Salaries for most academics were reduced to 60% of the original amount for the first 9–12 months of the war, although they have subsequently rebounded, says Ibrahim. Pointing to one positive, he describes how displaced medical students created medical camps to try to care for locals in those areas, even with the little experience they had.

Portrait of Gihad Ibrahim

Engineer Gihad Ibrahim had to leave his home in the Sudanese city of Khartoum North when civil war broke out.Credit: Mashreq University

Some private universities have fared better than public ones. This includes the private Mashreq University, which specializes in applied science, engineering and medicine. It served 10,000 students at three campuses in and around Khartoum that had to close when fighting came to the region — so the university had to adapt.

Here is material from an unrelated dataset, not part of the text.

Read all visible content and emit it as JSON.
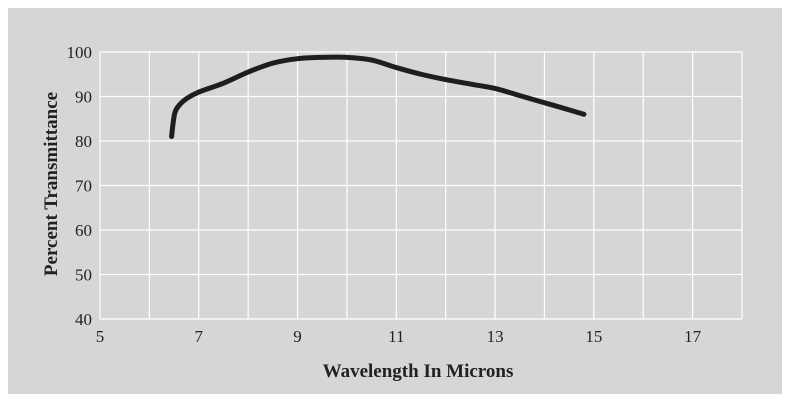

The idea was for Mashreq University to establish mini teaching centres elsewhere, says Ibrahim, forging collaborations with the Red Sea University in Port Sudan, a city less affected by the war, and renting space in Jeddah, Saudi Arabia. In Cairo, Mashreq University rented an entire unused college building. “It also had its own laboratories, mainly focusing on the engineering side,” Ibrahim says, adding: “We had to re-establish and buy new equipment for all the laboratories related to the medical field.” A smaller number of students fled to the United Arab Emirates, from where they can access lectures that are live-streamed from the Cairo campus.

A planned expansion of the medical college of Mashreq University into a university hospital has been abandoned, alongside its once-growing graduate faculty. Student numbers have also decreased by 45% owing to drop-outs and temporary suspensions of study. “Many students were not able to pay their fees because we had 300–400% inflation after the war and lots of people have lost their jobs,” says Ibrahim. The college has tried to provide scholarships where it can. After two-and-a-half years working this way, Ibrahim says with pride and determination that they are sustaining teaching “regardless of the difficult situation”.

Although the war is still devastating the Darfur region of Sudan, fighting has stopped in the capital and the central regions. But Ibrahim says these areas are devastated. “My house has been hit by a bomb and everything inside was stolen, including the air conditioning, the fridges, even the clothes,” he says. Most of the universities in conflict zones have also been destroyed and looted.